Che bella scoperta, l’Italia è in recessione

Recessione_sliderFallito in Grecia il nuovo governo, i mercati finanziari impazziscono. Il Pil italiano sceso del 0,8% in soli 3 mesi

 

ROMA – Risultati strannunciati quelli pubblicati stamattina dall’Istat: nel primo trimestre 2012 il prodotto interno lordo italiano è diminuito dello 0,8% rispetto al trimestre precedente e dell’1,3% rispetto al primo trimestre del 2011. Se qualcuno nutriva ancora dei dubbi, si metta pure l’animo in pace.

E’ di magra consolazione il fatto che anche in Europa l’economia ristagna, ma lì almeno non retrocede. Tanto nell’eurozona quanto nell’Unione a 27, nel primo trimestre 2012 l’indice del Pil si è fermato sullo 0. D’altronde il dato Eurostat è in linea con le previsioni economiche pubblicate dalla Commissione europea venerdì scorso che parlavano di leggera recessione nel primo trimestre 2012 e di “graduale ripresa nella seconda metà dell’anno”. Negli Stati Uniti invece nel primo trimestre 2012 il Pil è cresciuto dello 0,5% rispetto al trimestre precedente.

Il risultato italiano è il peggiore dal primo trimestre del 2009, quando il calo sui tre mesi precedenti era stato del 3,5%. La flessione dello 0,8% segue, infatti, lo -0,7% del quarto trimestre 2011 ed lo -0,2% del terzo trimestre 2011. Il risultato congiunturale, si legge ancora nella nota Istat, è la sintesi di un aumento del valore aggiunto dell’agricoltura e di una diminuzione del valore aggiunto dell’industria e dei servizi.

Anche l’Ocse lancia un nuovo allarme sulla disoccupazione giovanile. Nei Paesi industrializzati sono quasi 11 milioni i giovani tra 15 e 24 anni senza lavoro e il tasso di disoccupazione medio è al 17,1%, non lontano dal massimo del 18,3% segnato nel novembre 2009. Con il tasso record del 35,9% segnato a marzo, l’Italia è al quarto posto tra i 33 Paesi aderenti all’Ocse nella poco invidiabile classifica della disoccupazione giovanile ed è nella stessa, difficile posizione per i ‘Neet’, i giovani totalmente inattivi, cioè ‘né a scuola, né al lavoro’. La disoccupazione nella fascia d’età tra 15-16 e 24 anni da noi è aumentata durante la crisi di 16,5 punti percentuali rispetto al 19,4% del maggio 2007. Peggio dell’Italia fanno solo Grecia. Spagna e Portogallo.

E siccome piove sempre sul bagnato, ai dati negativi dell’Istat si è aggiunta la doccia fredda di Moody’s che ha tagliato il rating di 26 banche italiane, aggiungendo prospettive negative. Una decisione su cui pesa la ”recessione dell’Italia e l’austerity del governo che riduce la domanda di breve termine”. In seguito al downgrade, ”il rating delle banche italiane è fra i più bassi fra le economie avanzate europee”. Per Unicredit e Intesa Sanpaolo il taglio è stato di un gradino, da A2 ad A3.
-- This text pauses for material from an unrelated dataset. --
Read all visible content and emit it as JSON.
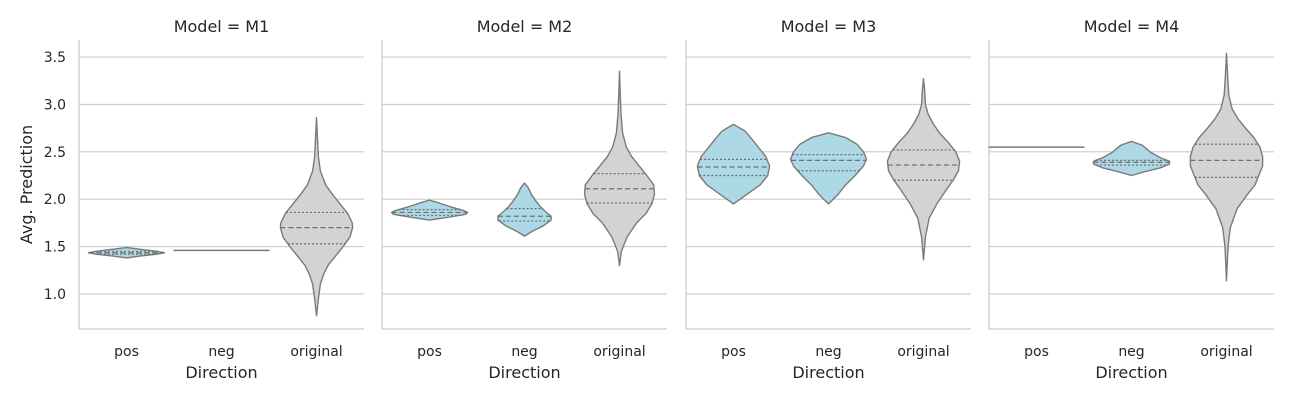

La reazione dell’Associazione Bancaria Italiana non si è fatta attendere: “La decisione di Moody’s è irresponsabile, incomprensibile, ingiustificabile. Per abbassare il rating si tirano addirittura in ballo le misure di austerità varate dal Governo Monti che una volta le stesse agenzie invocavano allorché disegnavano l’outlook negativo delle imprese bancarie”. Condividendo appieno le critiche sollevate ieri dal Presidente della Consob, Giuseppe Vegas, l’Abi “reitera la richiesta alle Autorità europee e alla Banca centrale affinché tali giudizi non siano passivamente recepiti nella regolamentazione, nelle procedure e nei modelli di valutazione e venga finalmente varata una severa disciplina di controllo nei confronti di questi soggetti”.

In un quadro così fosco, l’annuncio che è fallito in Grecia l’ultimo tentativo di formare un nuovo governo di coalizione è stata la goccia che ha fatto traboccare il vaso del martedì nero di Piazza Affari. La Borsa infatti ha ampliato le perdite lasciando sul campo oltre il 2%, con i titoli bancari in caduta libera: Banco Popolare, Mps e Popolare Emilia segnano ribassi intorno al 5%, Unicredit cede il 3,2%, e Intesa Sanpaolo l’1,2%.